Маленький кабинетах снова заполняется народом.
— Всего две бригады взяли, только шестнадцать человек. А остальным что прикажете делать? Подыхать, что ли?
— Если бы этот остолоп Ориоль согласился принять отставку Мока, может, дело лучше бы пошло.
— Эка хватил! Другой найдется!
— Я видел в «Юма» рисунок, очень смешной. Там датский король сидит с Ориолем. И к ним входит Мок, такой щуплый, маленький, уродливый. Входит в зал и протягивает Ориолю бумажку со своей отставкой, а тот ему говорит: «Не видишь, что ли, гости у нас! Нашел время сор из избы выносить». Здорово, а?
— Ну, не очень-то они поссорились — в тот же вечер вместе со своим королем пировали. Животы поглаживали. Мы тоже себе каждое утро живот поглаживаем… с голодухи. А пока что опять десятки миллионов куда-то уплыли. Мокам все можно, не суда же им бояться, там ихняя же шайка сидит.
— Взяточник на взяточнике.
— Ясно, работа для нас нашлась бы, да они не хотят.
— Пароходы приходят?

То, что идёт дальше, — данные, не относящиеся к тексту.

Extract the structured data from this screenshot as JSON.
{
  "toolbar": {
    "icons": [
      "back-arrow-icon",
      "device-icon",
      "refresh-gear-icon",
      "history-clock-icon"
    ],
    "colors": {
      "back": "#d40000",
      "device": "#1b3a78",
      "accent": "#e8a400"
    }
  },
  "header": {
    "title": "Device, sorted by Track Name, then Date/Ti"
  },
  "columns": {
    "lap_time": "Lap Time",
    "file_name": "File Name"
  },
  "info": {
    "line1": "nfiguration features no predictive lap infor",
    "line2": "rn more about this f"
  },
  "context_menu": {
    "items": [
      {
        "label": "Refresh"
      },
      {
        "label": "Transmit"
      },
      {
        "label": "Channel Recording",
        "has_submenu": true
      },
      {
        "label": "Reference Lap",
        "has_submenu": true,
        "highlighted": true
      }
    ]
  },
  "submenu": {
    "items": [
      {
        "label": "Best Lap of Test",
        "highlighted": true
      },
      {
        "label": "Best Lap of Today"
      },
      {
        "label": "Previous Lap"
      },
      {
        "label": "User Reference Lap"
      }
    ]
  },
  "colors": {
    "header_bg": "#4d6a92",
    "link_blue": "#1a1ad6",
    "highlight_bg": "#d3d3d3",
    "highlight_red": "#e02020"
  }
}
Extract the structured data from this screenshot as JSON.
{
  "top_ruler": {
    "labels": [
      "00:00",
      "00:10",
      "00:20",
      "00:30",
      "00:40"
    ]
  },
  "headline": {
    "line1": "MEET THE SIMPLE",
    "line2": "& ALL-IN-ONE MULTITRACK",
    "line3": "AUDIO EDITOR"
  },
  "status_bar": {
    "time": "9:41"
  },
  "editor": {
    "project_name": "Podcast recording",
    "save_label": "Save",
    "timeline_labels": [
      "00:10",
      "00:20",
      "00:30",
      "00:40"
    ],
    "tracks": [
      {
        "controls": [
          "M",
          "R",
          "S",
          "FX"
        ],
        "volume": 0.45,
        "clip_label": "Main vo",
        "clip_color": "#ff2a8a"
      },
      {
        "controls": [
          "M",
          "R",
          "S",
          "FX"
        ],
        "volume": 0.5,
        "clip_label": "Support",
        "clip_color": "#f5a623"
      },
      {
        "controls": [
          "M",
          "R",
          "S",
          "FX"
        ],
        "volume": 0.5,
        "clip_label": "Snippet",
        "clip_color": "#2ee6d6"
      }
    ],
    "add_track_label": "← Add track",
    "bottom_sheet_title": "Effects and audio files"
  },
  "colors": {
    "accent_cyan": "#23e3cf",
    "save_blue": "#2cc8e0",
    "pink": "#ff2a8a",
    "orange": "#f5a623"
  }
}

Приходят.
— Только они их в нашем порту разгружать не желают.
— Да не в этом дело, они всю торговлю под корень подрезали с ихним планом Маршалла.
— Согласен, но все-таки пароходы-то еще ходят, а их нарочно в другие порты направляют, только бы не к нам.

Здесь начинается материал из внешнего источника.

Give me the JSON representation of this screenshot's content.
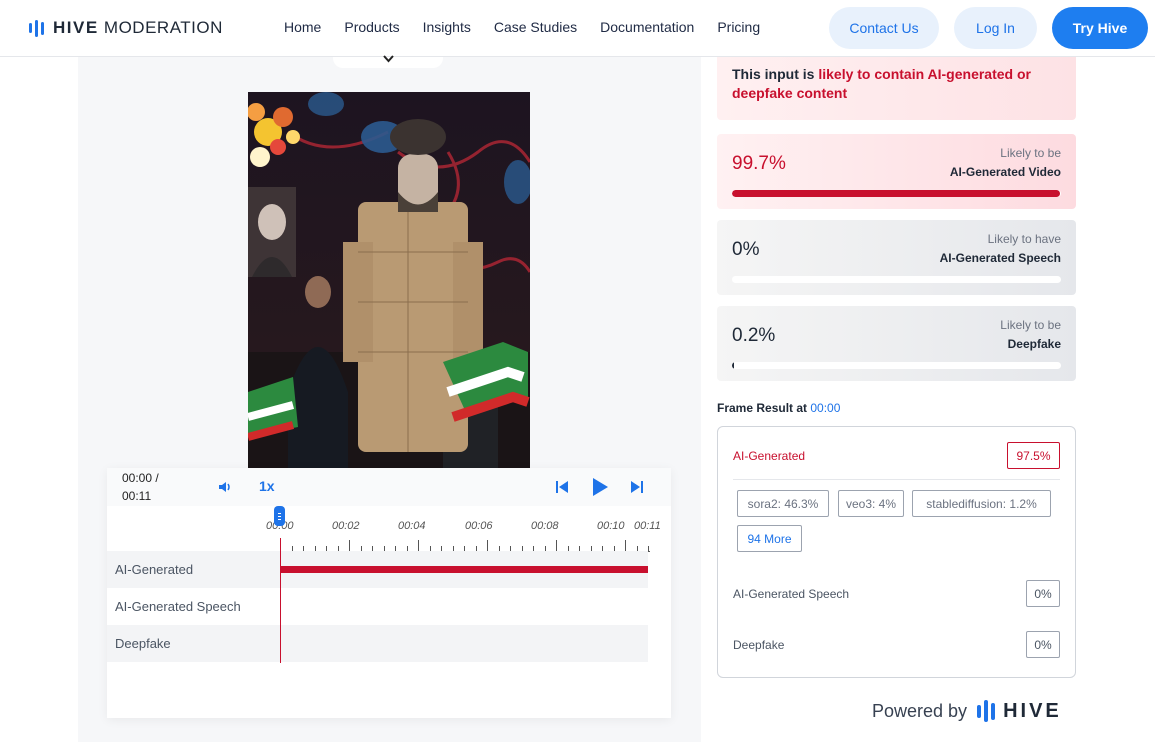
{
  "brand": {
    "strong": "HIVE",
    "rest": "MODERATION"
  },
  "nav": {
    "links": [
      "Home",
      "Products",
      "Insights",
      "Case Studies",
      "Documentation",
      "Pricing"
    ],
    "contact": "Contact Us",
    "login": "Log In",
    "try": "Try Hive"
  },
  "player": {
    "current_time": "00:00 /",
    "duration": "00:11",
    "speed": "1x",
    "tick_labels": [
      "00:00",
      "00:02",
      "00:04",
      "00:06",
      "00:08",
      "00:10",
      "00:11"
    ],
    "tracks": [
      {
        "label": "AI-Generated",
        "detected_fraction": 1.0
      },
      {
        "label": "AI-Generated Speech",
        "detected_fraction": 0
      },
      {
        "label": "Deepfake",
        "detected_fraction": 0
      }
    ]
  },
  "verdict": {
    "prefix": "This input is ",
    "highlight": "likely to contain AI-generated or deepfake content"
  },
  "scores": [
    {
      "pct": "99.7%",
      "cap1": "Likely to be",
      "cap2": "AI-Generated Video",
      "value": 99.7,
      "style": "red"
    },
    {
      "pct": "0%",
      "cap1": "Likely to have",
      "cap2": "AI-Generated Speech",
      "value": 0,
      "style": "grey"
    },
    {
      "pct": "0.2%",
      "cap1": "Likely to be",
      "cap2": "Deepfake",
      "value": 0.2,
      "style": "grey"
    }
  ],
  "frame_result": {
    "title": "Frame Result at ",
    "time": "00:00",
    "ai_generated": {
      "label": "AI-Generated",
      "score": "97.5%"
    },
    "chips": [
      "sora2: 46.3%",
      "veo3: 4%",
      "stablediffusion: 1.2%"
    ],
    "more": "94 More",
    "speech": {
      "label": "AI-Generated Speech",
      "score": "0%"
    },
    "deepfake": {
      "label": "Deepfake",
      "score": "0%"
    }
  },
  "powered": {
    "text": "Powered by",
    "name": "HIVE"
  },
  "colors": {
    "accent": "#1e73e8",
    "danger": "#c8102e"
  },
  "icons": [
    "chevron-down-icon",
    "volume-icon",
    "skip-back-icon",
    "play-icon",
    "skip-forward-icon"
  ]
}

— Значит, другие порты у них больше в почете, чем мы.
— Ну, знаешь, гордиться тут нечем.
— Ведь из нашего порта ни одно судно с грузом во Вьетнам не ушло. Ни одно. Понял?
— Зря не говори. В других портах тоже делали, что требуется. Вопрос не в этом.
— А в чем же тогда, в чем, скажи?
— И скажу. Наша нищета — это не просто наказание нам, не только месть за то, что мы сделали. Все дело в том, что они наш порт выбрали для своих махинаций. Нас продали американцам; порт продали, весь район продали, ну и нас в придачу. Значит, конец мирным грузам, — наш порт теперь военная база. А если и привозят, скажем, зерно, так это только для виду, чтобы перемена не сразу бросалась в глаза. А ты что, никогда не слыхал, что они здесь оружие хотят разгружать? Целый год тебе об этом твердят, объясняют, надписи на всех стенах пишут, а ты все в толк не возьмешь. Представь себе, что все идет хорошо, все сыты, денежки тоже водятся, детишки одеты, в курятнике полно кур, продуктов хватает… В тот день, когда прибудет их оружие, никому и в голову не пришло бы колебаться. Каждый подумал бы: «На меня можете не рассчитывать. И без ваших поганых денег обойдемся!» Все бы поднялись, дрались бы. Никого тогда тюрьмой не запугаешь, брат. Скажем, если засадят кого-нибудь, он все-таки знает, что в доме у него порядок, да и кругом ребята хорошо живут, — значит, поддержат его семью, пока он за решеткой сидит. А вот если ты с голоду подыхаешь, тогда другое дело…
— Заладил: «ты» да «ты». Про себя говори или про других, а я-то ни в жизнь не пойду.
— Если хочешь, и о других скажу — найдутся, может, такие, которые не выдержат. Пойдут на грязное дело… как на бойню скотина идет, а все-таки пойдут…
— Да ты послушай меня. Вот мой парень недавно женился, денег ни гроша нет, достать неоткуда, ну и пошел на завод, где химические удобрения вырабатывают. А ведь знает, что долго ему на такой работе не протянуть, особенно после Вьетнама. И так уж лицо у него зеленое, согнулся весь. А, как видишь, пошел.